In Firefox 57, we introduced formally-verified Curve25519, which is a mechanism used for key establishment in TLS and other protocols. In Firefox 60, we added ChaCha20 and Poly1305, providing high-assurance authenticated encryption. Firefox 69, 77, and 79 improve and expand these implementations, providing increased performance while retaining the assurance granted by formal verification.
Performance & Specifics
For key establishment, we recently replaced the 32-bit implementation of Curve25519 with one from the Fiat-Crypto project. The arbitrary-precision arithmetic functions of this implementation are proven to be functionally correct, and it improves performance by nearly 10x over the previous code. Firefox 77 updates the 64-bit implementation with new HACL* code, benefitting from a ~27% speedup. Most recently, Firefox 79 also brings this update to Windows. These improvements are significant: Telemetry shows Curve25519 to be the most widely used elliptic curve for ECDH(E) key establishment in Firefox, and increased throughput reduces energy consumption, which is particularly important for mobile devices.
For encryption and decryption, we improved the performance of ChaCha20-Poly1305 in Firefox 77. Throughput is doubled by taking advantage of vectorization with 128-bit and 256-bit integer arithmetic (via the AVX2 instruction set on x86-64 CPUs). When these features are unavailable, NSS will fall back to an AVX or scalar implementation, both of which have been further optimized.
The HACL* project has introduced new techniques and libraries to improve efficiency in writing verified primitives for both scalar and vectorized variants. This allows aggressive code sharing and reduces the verification effort across many different platforms.

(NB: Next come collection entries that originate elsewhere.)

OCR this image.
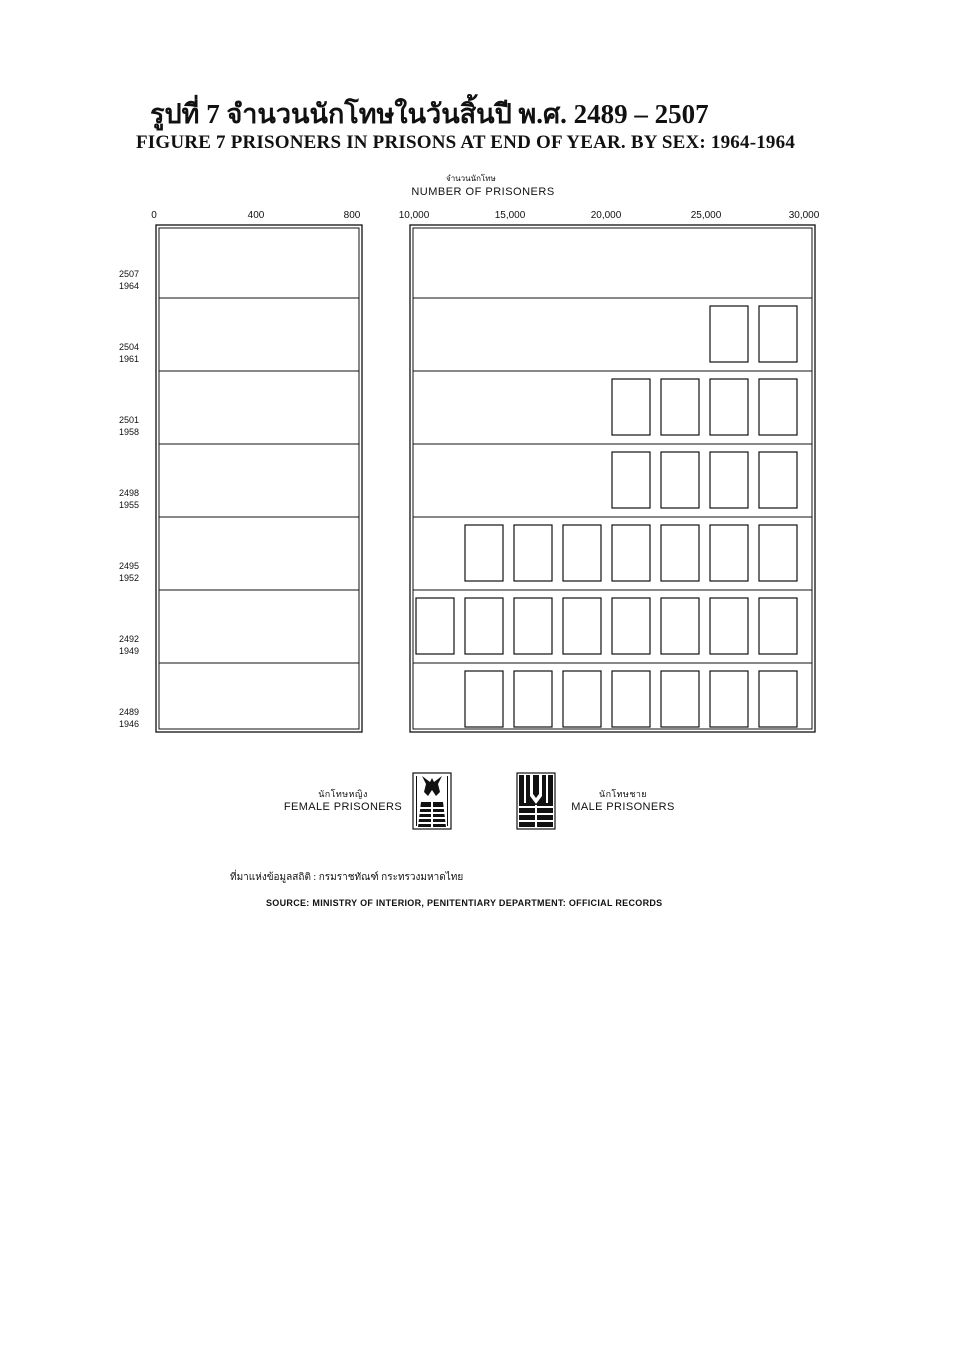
รูปที่ 7 จำนวนนักโทษในวันสิ้นปี พ.ศ. 2489 – 2507
FIGURE 7 PRISONERS IN PRISONS AT END OF YEAR. BY SEX: 1964-1964
จำนวนนักโทษ
NUMBER OF PRISONERS
0	400	800	10,000	15,000	20,000	25,000	30,000
2507
1964
2504
1961
2501
1958
2498
1955
2495
1952
2492
1949
2489
1946
นักโทษหญิง
FEMALE PRISONERS
นักโทษชาย
MALE PRISONERS
ที่มาแห่งข้อมูลสถิติ : กรมราชทัณฑ์ กระทรวงมหาดไทย
SOURCE: MINISTRY OF INTERIOR, PENITENTIARY DEPARTMENT: OFFICIAL RECORDS
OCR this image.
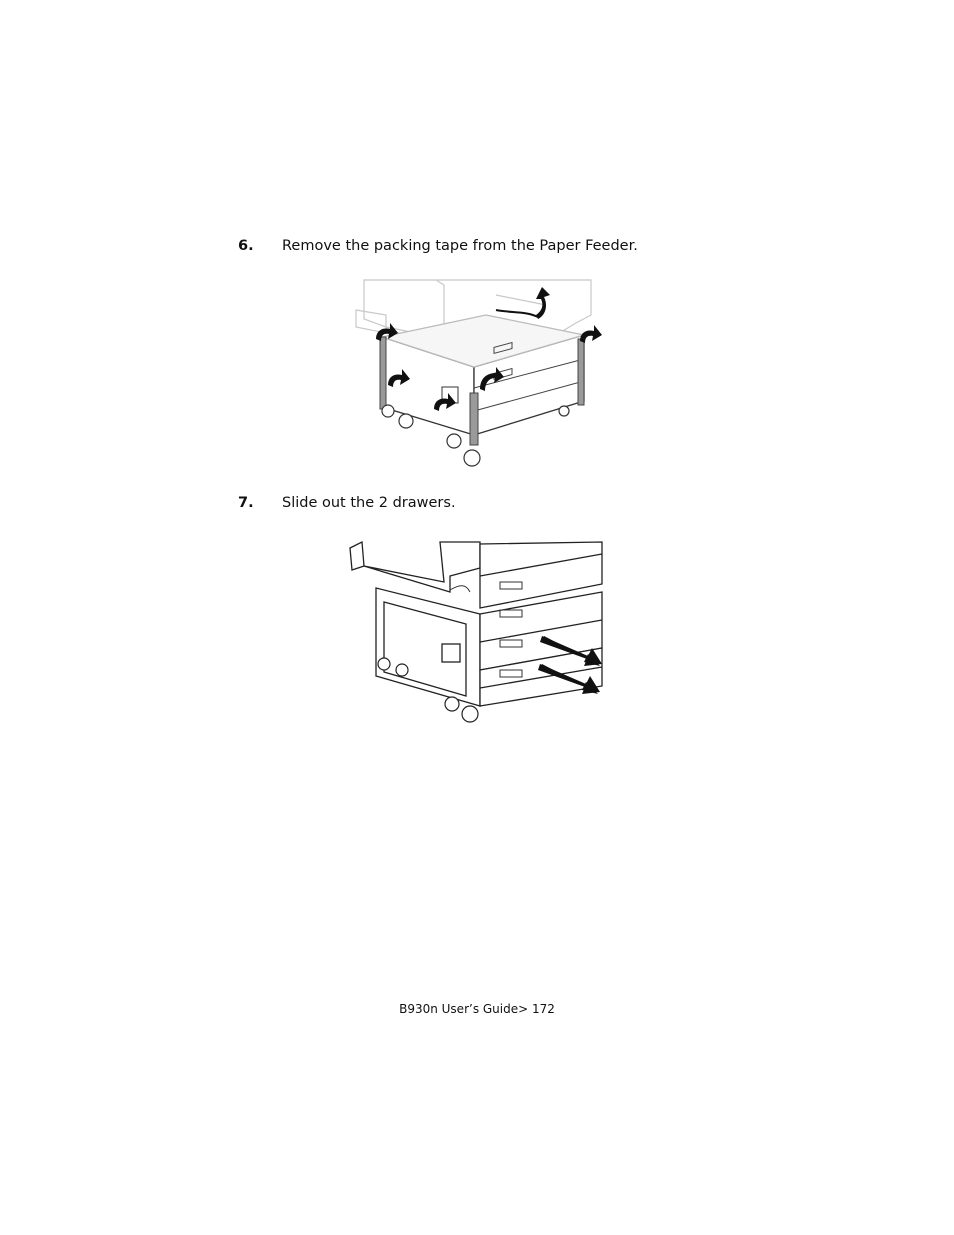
6. Remove the packing tape from the Paper Feeder.
7. Slide out the 2 drawers.
B930n User’s Guide> 172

For Firefox 81, we intend to incorporate a formally-verified implementation of the P256 elliptic curve for ECDSA and ECDH. Middle-term targets for verified implementations include GCM, the P384 and P521 elliptic curves, and the ECDSA signature scheme itself. While there remains work to be done, these updates provide an improved user experience and ease the implementation burden for future inclusion of platform-optimized primitives.